Goh Hyung-jeon: More at Ease in Her 30s
Aug 18, 2006
Goh Hyun-jeong is to make her big screen debut 16 years after she started acting. The film, "A Woman on the Beach" directed by Hong Sang-soo, goes on release on Aug. 31. Goh told the Chosun Ilbo her thoughts about her life and craft.
This is your first appearance on the big screen since you made your debut in 1989.
Many people around me warned me that acting in a movie is different from a TV drama, but I didn’t really see the difference. But after starting a mini-series for MBC last week, I realized that acting in the film had drained me. I had to cry for my first scene in the drama but couldn’t, even when the crew spent two or three hours creating the right atmosphere on the set. I thought that I was really good at crying scenes, but I just couldn’t.
Beside acting, did you realize any difference between movie and drama in terms of system?

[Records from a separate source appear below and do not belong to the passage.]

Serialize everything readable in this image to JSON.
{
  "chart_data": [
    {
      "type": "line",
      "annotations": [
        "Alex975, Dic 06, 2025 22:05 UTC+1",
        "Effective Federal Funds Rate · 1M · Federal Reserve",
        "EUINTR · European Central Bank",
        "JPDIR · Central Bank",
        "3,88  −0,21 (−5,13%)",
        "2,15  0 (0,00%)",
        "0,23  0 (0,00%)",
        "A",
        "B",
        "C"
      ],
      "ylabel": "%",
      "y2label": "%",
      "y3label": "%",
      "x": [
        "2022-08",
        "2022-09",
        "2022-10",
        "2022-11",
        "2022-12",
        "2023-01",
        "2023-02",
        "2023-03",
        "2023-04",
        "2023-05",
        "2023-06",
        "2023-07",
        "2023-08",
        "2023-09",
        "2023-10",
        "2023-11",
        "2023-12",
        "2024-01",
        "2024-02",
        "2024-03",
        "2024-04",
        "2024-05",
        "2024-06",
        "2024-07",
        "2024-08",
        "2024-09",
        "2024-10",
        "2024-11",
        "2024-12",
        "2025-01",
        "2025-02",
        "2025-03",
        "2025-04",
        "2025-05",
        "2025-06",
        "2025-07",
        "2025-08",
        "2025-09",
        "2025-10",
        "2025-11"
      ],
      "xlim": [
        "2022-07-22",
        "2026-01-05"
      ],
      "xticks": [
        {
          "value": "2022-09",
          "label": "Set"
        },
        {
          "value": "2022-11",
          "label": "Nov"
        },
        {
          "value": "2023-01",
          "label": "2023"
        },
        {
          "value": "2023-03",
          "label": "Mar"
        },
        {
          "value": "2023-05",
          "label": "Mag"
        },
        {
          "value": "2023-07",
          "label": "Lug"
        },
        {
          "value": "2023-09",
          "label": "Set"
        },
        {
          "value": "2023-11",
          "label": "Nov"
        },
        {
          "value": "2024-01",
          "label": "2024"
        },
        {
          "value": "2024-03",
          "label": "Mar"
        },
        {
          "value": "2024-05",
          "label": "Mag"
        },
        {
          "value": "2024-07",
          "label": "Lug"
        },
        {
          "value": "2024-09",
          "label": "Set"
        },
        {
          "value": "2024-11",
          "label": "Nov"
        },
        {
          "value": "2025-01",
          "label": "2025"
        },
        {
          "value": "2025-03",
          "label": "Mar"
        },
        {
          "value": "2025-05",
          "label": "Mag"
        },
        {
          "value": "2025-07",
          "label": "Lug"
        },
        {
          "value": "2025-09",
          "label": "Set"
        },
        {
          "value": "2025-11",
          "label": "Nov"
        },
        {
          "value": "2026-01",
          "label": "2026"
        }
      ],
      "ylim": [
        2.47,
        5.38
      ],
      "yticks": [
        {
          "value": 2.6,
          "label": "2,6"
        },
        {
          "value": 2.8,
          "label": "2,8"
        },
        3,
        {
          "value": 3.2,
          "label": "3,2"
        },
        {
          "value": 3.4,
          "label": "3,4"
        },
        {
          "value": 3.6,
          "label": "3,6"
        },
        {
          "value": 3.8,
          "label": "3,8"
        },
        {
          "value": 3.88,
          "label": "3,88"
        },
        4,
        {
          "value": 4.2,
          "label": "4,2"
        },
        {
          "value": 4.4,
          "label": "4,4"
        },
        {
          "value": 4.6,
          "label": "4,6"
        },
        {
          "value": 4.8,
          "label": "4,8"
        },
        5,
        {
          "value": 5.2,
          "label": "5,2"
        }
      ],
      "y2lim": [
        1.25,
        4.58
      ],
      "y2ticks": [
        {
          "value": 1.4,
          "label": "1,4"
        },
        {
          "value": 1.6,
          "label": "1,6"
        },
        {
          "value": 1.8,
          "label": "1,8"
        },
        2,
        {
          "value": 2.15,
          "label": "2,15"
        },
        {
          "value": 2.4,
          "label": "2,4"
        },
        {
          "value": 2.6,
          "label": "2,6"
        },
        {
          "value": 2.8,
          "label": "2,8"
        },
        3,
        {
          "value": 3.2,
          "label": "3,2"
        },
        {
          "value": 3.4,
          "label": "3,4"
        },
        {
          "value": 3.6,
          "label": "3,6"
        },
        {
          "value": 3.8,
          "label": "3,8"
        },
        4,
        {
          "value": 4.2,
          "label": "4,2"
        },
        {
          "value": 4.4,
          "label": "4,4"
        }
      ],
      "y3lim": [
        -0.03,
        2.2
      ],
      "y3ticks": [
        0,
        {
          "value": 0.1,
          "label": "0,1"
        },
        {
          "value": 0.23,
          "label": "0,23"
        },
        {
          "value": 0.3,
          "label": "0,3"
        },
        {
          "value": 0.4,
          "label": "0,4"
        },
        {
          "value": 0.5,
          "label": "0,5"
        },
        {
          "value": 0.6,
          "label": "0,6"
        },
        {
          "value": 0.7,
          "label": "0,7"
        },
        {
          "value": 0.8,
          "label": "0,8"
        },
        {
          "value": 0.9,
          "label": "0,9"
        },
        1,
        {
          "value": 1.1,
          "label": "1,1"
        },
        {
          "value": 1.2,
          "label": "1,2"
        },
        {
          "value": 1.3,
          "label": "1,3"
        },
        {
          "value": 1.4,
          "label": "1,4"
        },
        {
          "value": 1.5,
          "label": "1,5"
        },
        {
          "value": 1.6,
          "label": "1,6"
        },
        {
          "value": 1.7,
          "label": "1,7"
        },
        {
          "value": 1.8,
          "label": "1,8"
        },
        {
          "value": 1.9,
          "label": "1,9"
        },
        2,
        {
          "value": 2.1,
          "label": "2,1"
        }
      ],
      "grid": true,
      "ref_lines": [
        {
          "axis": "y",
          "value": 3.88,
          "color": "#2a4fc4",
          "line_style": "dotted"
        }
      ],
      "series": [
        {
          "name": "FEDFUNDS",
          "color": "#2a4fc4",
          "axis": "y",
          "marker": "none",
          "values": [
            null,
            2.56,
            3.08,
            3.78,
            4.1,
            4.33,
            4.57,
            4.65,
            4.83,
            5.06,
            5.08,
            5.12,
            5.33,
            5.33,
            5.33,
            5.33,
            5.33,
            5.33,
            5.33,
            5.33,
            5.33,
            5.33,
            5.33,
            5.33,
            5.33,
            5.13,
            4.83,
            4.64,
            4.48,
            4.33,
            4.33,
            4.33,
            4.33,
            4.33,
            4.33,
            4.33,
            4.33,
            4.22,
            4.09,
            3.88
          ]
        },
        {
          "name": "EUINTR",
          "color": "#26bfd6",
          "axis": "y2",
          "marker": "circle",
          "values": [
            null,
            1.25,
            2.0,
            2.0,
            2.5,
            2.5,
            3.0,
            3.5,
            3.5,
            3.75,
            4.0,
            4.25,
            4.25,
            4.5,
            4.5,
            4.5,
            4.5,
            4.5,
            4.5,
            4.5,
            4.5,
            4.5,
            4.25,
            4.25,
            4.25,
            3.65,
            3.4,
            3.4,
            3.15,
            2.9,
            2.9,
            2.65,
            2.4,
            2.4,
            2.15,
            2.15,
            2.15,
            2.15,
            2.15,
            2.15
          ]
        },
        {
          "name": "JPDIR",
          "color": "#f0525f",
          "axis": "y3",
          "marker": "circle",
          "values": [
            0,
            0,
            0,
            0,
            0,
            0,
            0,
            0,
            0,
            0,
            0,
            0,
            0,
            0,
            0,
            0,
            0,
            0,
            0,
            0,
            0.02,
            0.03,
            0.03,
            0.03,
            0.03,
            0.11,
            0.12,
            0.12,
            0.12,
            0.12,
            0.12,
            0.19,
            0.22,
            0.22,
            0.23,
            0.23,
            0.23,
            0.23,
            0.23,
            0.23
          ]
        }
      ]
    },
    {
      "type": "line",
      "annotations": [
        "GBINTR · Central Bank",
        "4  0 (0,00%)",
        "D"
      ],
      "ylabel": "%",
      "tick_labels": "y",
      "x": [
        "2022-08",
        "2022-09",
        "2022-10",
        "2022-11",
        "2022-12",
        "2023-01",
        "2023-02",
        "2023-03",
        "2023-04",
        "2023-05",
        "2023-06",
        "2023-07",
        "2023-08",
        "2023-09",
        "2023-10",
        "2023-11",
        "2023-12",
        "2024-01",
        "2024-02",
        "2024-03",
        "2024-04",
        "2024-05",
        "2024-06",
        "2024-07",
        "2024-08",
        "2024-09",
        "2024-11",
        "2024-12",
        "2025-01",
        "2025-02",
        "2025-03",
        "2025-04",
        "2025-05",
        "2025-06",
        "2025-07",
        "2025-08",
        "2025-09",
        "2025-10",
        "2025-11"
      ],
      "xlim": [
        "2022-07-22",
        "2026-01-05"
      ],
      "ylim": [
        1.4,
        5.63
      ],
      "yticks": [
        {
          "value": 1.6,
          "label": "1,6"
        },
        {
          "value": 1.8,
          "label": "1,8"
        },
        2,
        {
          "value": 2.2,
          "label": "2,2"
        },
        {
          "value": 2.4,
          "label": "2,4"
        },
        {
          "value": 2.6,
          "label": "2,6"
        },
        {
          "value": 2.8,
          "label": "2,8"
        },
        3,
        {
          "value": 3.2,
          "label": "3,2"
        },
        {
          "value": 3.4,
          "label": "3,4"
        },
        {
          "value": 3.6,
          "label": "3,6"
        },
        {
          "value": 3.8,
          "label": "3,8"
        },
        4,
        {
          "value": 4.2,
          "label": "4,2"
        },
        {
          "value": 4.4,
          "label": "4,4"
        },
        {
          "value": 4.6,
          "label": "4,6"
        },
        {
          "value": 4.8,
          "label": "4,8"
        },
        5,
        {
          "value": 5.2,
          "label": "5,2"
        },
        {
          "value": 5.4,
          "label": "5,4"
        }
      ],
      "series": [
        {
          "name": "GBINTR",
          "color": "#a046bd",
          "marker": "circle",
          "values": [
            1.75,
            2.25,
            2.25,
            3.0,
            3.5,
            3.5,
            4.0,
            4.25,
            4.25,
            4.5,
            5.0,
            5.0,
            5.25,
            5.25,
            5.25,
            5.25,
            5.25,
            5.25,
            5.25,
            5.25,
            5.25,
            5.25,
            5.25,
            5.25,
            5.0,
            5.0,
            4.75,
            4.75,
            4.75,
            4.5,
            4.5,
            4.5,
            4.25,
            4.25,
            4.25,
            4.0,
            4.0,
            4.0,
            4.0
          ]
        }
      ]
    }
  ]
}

Let me say that I feel like I am at my parent’s home when acting for soap operas and at my parents-in-law’s home when acting for movies. When it comes to movies, staff will be very nice to you but they are cold-blooded when making requests.
You are the biggest star among the actors in Hong’s films so far, but you agreed to be in the film for a trivial sum compared to what you can expect to earn in other films.
The film would have cost more than W3 billion (US$1=W959) if it paid all of its actors, actresses and crew their due, but it was actually produced with just half of that money. You just can’t pursue your own interest and also take circumstances around you into account. I think that all the people who took part in the movie made the best choice.
You are well over 30 now. When do you feel as if you are still in your 20’s and when do you accept that you are over 30 years old now?
When I meet a man, I feel like I am still in my 20s (smiles). When you turn 30, you have less and less of those moments when you hate or love something extremely. And you feel that you can understand anything when you get to know the reason. I don’t like those obscure feelings, but the fact that I have those feelings shows that I’m getting older. When I was in my 20s, I was so mature and I restrained myself from things that I wanted to do and wanted to have. But I don’t like to keep repeating that mistake until I’m 40.
After news came out that KBS anchor No Hyun-jung is getting married to a man from the Hyundai Group owner family, people joked that the name ‘Hyun-jung’ is the prerequisite for marrying a rich man from a chaebol family. Since you experienced living as a member of a chaebol family, do you have any advice for women like No who follow suit?
(Goh married Chung Yong-jin, Shinsegae vice president and a relative of the Samsung Group owner family, in 1995. Their marriage ended in 2003.)
I’m not sure if you’ll believe me, but when I got married to my ex-husband, I didn’t think much about the fact that he came from a chaebol family. It was my first relationship with someone I really loved and I just liked it. I couldn’t imagine that my being a celebrity and him being a rich man could be a source of problems in our marriage. But when I’d been married for some time, I realized there were many more things that mattered in marriage other than the relationship between wife and husband. I was faced with trouble again and again in the process when two different families unite as one. The name No Hyung-jung can be interpreted as ‘No’ Hyung-jeong, and I hope she doesn’t follow my example and has a happy marriage.